Plastics and petrochemical production threaten our climate, oceans, wildlife and human health. The process to make them releases toxins that cause cancer and a range of other severe illnesses. As with many social problems, the poorest and most vulnerable people are often worst affected by this environmental disaster.

Governments have allowed producers to push the costs of plastics clean-up onto taxpayers, as local councils and health services pick up the tab. But ClientEarth’s lawyers are dedicated to using the law to protect people and the planet - and are fighting back.

What is ClientEarth doing to protect you and the planet?

We use the law to protect your health and our shared planet from dangerous petrochemicals. We need to force real action from the fossil fuel businesses refusing to face up to the realities of climate change.

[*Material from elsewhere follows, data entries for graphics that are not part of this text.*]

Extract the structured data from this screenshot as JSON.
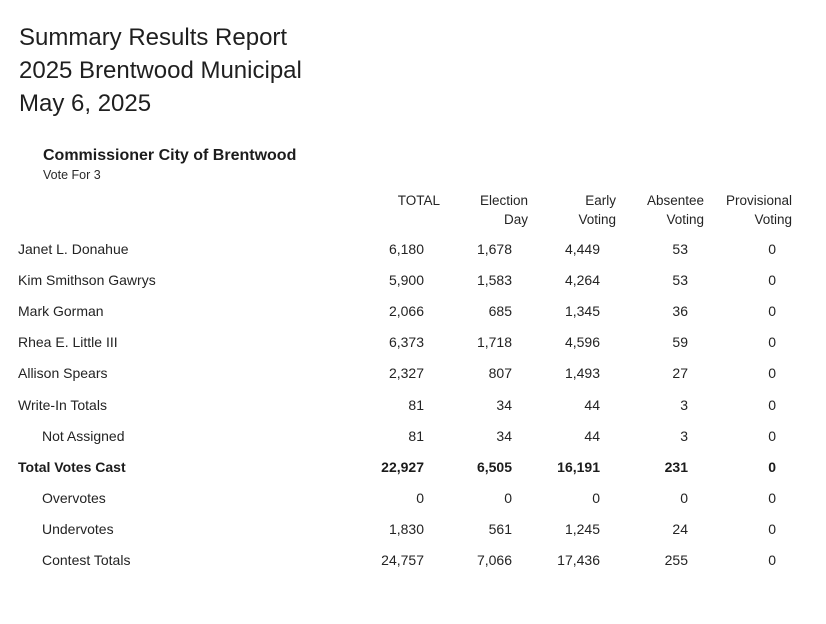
{
  "report": {
    "title": "Summary Results Report",
    "subtitle": "2025 Brentwood Municipal",
    "date": "May 6, 2025"
  },
  "contest": {
    "name": "Commissioner City of Brentwood",
    "vote_for": "Vote For 3"
  },
  "table": {
    "columns": [
      {
        "line1": "TOTAL",
        "line2": ""
      },
      {
        "line1": "Election",
        "line2": "Day"
      },
      {
        "line1": "Early",
        "line2": "Voting"
      },
      {
        "line1": "Absentee",
        "line2": "Voting"
      },
      {
        "line1": "Provisional",
        "line2": "Voting"
      }
    ],
    "rows": [
      {
        "label": "Janet L. Donahue",
        "values": [
          "6,180",
          "1,678",
          "4,449",
          "53",
          "0"
        ]
      },
      {
        "label": "Kim Smithson Gawrys",
        "values": [
          "5,900",
          "1,583",
          "4,264",
          "53",
          "0"
        ]
      },
      {
        "label": "Mark Gorman",
        "values": [
          "2,066",
          "685",
          "1,345",
          "36",
          "0"
        ]
      },
      {
        "label": "Rhea E. Little III",
        "values": [
          "6,373",
          "1,718",
          "4,596",
          "59",
          "0"
        ]
      },
      {
        "label": "Allison Spears",
        "values": [
          "2,327",
          "807",
          "1,493",
          "27",
          "0"
        ]
      },
      {
        "label": "Write-In Totals",
        "values": [
          "81",
          "34",
          "44",
          "3",
          "0"
        ]
      },
      {
        "label": "Not Assigned",
        "values": [
          "81",
          "34",
          "44",
          "3",
          "0"
        ]
      },
      {
        "label": "Total Votes Cast",
        "values": [
          "22,927",
          "6,505",
          "16,191",
          "231",
          "0"
        ]
      },
      {
        "label": "Overvotes",
        "values": [
          "0",
          "0",
          "0",
          "0",
          "0"
        ]
      },
      {
        "label": "Undervotes",
        "values": [
          "1,830",
          "561",
          "1,245",
          "24",
          "0"
        ]
      },
      {
        "label": "Contest Totals",
        "values": [
          "24,757",
          "7,066",
          "17,436",
          "255",
          "0"
        ]
      }
    ]
  }
}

We want to reduce the production of unnecessary plastics worldwide, increase the safe recycling of plastics, and step up scrutiny of petrochemical plants - starting with Ineos' plastic project in Antwerp.

The company is gearing up to build a €3bn plastics plant in the Port of Antwerp, wedged between The Netherlands and Belgium. This will cause a spectrum of bad environmental news, the bare minimum of which has been addressed by Ineos.

As it stands, lentil-sized plastic pellets, which is what these plants manufacture, are leaking into protected conservation sites from Ineos’s existing plants in the port, and can be eaten by wildlife. What’s more, the air pollution issues caused by the plant’s high stacks currently go unchecked. And these are just the local problems – the broader issue is the climate impact of a plastics industry that the fossil fuel industry is fighting to grow.